Считалось, что так Иннокентий Юрьевич отдыхает. Незаурядным людям причуды ведь простительны. А Иннокентий Юрьевич снискал уже известность как редкий, одаренный врач. Чтобы попасть к нему на прием, следовало запастись терпением, так как путь в его кабинет существовал один, и никаких обходных ходов не допускалось. Он и у коллег своих считался образцом безупречной собранности, преданности истовой своему делу.

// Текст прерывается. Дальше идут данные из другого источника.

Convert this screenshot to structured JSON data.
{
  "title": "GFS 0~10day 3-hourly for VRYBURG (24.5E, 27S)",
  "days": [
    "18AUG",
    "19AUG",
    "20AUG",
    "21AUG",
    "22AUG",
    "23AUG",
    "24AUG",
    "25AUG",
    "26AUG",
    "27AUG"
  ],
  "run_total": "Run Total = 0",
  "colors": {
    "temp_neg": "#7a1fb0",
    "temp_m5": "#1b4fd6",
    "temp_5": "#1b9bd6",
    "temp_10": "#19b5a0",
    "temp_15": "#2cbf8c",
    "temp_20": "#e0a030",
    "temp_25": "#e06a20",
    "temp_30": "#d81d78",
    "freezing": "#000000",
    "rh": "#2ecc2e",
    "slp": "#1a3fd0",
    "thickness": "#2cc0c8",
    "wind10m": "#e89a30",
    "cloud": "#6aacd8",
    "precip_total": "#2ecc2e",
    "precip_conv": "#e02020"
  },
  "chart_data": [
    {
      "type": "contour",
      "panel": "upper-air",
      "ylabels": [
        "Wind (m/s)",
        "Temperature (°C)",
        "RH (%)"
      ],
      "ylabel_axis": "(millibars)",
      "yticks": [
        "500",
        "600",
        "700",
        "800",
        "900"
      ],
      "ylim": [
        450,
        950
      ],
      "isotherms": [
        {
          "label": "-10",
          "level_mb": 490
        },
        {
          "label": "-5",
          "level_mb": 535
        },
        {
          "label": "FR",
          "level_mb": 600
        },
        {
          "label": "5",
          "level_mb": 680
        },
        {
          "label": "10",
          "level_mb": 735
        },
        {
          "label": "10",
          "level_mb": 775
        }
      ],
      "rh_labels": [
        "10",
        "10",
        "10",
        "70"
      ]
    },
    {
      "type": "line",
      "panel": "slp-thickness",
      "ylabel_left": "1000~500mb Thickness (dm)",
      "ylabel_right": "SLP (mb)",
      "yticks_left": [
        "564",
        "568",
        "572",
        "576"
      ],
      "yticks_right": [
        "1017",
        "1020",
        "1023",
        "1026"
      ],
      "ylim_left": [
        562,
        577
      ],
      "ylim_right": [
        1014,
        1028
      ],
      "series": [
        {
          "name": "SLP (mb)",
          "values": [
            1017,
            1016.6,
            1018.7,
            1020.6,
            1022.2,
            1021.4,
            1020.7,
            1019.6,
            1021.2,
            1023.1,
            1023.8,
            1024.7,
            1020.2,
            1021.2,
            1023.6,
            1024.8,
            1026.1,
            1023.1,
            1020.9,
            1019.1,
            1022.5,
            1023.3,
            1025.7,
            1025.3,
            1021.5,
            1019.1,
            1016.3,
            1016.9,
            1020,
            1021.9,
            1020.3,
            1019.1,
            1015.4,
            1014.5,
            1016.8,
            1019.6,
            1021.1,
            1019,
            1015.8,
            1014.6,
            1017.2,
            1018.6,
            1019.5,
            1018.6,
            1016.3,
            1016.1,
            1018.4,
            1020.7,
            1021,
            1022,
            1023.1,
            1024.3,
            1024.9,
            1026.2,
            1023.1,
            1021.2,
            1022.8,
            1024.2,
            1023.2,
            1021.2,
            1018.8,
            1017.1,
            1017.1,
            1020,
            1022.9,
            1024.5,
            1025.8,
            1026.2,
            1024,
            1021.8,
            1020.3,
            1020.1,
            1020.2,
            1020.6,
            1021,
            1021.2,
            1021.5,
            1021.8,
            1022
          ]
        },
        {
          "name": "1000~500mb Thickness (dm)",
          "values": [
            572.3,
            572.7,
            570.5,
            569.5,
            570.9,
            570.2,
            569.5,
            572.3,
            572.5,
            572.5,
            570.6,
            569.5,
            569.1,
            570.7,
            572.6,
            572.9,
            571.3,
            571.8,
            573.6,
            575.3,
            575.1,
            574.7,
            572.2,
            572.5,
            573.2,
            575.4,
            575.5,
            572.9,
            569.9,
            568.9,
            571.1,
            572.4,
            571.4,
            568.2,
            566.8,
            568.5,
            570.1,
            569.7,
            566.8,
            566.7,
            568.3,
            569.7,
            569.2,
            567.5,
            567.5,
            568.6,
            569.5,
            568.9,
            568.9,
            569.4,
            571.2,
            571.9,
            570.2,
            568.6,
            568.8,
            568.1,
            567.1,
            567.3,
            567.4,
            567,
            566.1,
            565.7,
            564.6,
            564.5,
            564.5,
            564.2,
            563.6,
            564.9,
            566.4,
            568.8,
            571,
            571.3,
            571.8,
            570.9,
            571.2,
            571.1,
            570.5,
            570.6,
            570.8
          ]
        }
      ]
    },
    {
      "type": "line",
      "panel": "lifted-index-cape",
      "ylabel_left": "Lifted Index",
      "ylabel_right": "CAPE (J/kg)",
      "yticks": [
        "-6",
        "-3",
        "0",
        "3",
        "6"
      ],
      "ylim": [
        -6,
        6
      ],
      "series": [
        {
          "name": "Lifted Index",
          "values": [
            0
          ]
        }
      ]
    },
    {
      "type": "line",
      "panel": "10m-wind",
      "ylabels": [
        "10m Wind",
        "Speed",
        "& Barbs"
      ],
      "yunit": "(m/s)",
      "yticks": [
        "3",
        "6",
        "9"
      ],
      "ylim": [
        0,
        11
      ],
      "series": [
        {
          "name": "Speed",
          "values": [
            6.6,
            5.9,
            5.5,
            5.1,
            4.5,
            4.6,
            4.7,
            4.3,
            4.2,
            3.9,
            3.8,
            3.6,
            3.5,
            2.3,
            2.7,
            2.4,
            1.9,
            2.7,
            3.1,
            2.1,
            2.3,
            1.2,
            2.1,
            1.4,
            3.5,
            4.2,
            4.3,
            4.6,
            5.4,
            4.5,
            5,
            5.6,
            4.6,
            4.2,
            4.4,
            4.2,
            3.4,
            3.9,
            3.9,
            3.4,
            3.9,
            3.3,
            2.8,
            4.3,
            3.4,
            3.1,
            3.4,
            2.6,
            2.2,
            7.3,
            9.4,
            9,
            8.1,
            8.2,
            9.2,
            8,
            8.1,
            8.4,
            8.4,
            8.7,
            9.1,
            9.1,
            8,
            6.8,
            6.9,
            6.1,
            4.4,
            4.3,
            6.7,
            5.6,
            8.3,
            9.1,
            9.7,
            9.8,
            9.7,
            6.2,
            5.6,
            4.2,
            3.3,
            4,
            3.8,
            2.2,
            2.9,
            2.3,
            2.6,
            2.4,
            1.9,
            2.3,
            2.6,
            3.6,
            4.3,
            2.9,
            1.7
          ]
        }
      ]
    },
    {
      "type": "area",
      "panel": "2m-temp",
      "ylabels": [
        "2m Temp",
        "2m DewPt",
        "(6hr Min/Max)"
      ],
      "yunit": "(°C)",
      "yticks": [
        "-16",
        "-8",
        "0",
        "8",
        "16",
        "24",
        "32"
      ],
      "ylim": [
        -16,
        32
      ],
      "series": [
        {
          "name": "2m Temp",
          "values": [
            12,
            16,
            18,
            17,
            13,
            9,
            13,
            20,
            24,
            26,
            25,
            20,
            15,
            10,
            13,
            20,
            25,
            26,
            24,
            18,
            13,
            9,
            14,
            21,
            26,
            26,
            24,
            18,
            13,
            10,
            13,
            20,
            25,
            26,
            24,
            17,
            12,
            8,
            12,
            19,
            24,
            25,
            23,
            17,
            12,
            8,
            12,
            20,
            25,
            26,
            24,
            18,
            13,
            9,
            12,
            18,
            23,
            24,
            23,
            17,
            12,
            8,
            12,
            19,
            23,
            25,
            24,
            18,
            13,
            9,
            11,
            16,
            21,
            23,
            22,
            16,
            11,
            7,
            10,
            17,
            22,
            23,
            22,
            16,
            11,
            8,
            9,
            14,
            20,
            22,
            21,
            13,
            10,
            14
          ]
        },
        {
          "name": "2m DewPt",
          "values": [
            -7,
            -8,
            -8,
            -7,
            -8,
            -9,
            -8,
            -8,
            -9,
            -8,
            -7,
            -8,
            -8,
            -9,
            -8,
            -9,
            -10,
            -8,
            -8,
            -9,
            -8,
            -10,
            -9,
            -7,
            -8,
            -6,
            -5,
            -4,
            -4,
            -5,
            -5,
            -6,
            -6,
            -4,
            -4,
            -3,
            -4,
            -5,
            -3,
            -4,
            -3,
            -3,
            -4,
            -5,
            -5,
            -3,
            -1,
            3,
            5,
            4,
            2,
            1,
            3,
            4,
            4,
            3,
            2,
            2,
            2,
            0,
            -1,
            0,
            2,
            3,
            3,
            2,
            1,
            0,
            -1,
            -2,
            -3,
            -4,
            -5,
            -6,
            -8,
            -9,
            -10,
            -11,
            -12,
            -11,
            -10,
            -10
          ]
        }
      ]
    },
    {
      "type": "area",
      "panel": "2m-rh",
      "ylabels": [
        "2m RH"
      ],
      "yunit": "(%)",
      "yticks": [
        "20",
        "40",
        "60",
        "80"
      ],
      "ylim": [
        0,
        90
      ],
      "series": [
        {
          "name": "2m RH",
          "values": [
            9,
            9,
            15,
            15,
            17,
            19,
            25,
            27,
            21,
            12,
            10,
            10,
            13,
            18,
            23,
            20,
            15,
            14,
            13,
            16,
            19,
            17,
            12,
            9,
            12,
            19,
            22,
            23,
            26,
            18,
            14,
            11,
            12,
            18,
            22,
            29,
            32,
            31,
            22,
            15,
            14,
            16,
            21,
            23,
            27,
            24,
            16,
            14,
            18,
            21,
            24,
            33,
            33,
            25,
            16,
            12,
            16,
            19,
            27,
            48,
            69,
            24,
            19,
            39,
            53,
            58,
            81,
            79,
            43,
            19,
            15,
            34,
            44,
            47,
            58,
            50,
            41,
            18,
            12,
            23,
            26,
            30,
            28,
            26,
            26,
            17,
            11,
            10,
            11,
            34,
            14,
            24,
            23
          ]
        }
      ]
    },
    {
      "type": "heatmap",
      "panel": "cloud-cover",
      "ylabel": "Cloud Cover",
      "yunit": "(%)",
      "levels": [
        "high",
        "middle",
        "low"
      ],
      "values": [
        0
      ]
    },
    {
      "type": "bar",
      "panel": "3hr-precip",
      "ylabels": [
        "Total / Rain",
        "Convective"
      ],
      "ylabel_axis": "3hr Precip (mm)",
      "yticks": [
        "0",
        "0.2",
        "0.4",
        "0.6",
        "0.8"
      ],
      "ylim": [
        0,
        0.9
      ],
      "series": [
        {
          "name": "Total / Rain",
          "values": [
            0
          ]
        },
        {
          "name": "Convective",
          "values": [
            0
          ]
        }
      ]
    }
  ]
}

Иногда, правда, недоумение вызывало выражение его лица, абсолютно бесхитростное, ребячески-доверчивое, с серыми сонливыми, в припухлых веках глазами, с приоткрытым будто в забывчивости ртом. Это выражение абсолютно не соответствовало положению теперешнему Иннокентия Юрьевича — и даже более того, оно, казалось, не могло даже принадлежать взрослому человеку. Такое выражение наплывало как бы на его черты в моменты задумчивости, но окружающие настораживались, у них возникало неловкое чувство, будто доктор Неведов выключается, выпадает куда-то. Его нет. Он не видит ничего, не слышит — где же он?
Может, так он силы душевные в себе восстанавливал, кто знает? И что это было: рассеянность, сосредоточенность? Сам же Иннокентий Юрьевич о реакции окружающих не догадывался. Действительно, значит, в такие моменты никого, ничего не замечал.
За прошедшие годы он внешне мало изменился, разве что поседел, но его большая с неровной макушкой голова уже не казалась уродливой: признание, известность и не такие недостатки заставляют не замечать. И ничего удивительного, что Иннокентий Юрьевич стал пользоваться успехом у женщин, и чем сдержаннее он держался, тем важнее представлялось его внимание к себе привлечь.
Когда с ним говаривали, он очень серьезно, терпеливо слушал. Иначе просто не мог. Болтовня, псевдомудрости его мало занимали, но выражение глаз, фальшь в них и искренность, показное и тайное беспокойство, страдание, которые, случалось, сам человек в себе еще и не распознал — вот что притягивало. И мимика, жесты, где так же мешались правдивость и ложь, опасение быть собою и потребность открыться, дождаться отклика.
Когда с ним говаривали, мешковатый пего-седой Иннокентий Юрьевич веки припухлые на глаза опускал, как бы гася пристальный, цепкий взгляд, и продольная морщина лоб перерезала косо, в доказательство будто, что он принимает, впитывает в себя чужую боль.
И пусть недостатки, слабости при этом ему открывались — не стыдно, не страшно. Лишь бы понял. Он, Неведов, обязан понять. Иннокентий Юрьевич, вы слышите?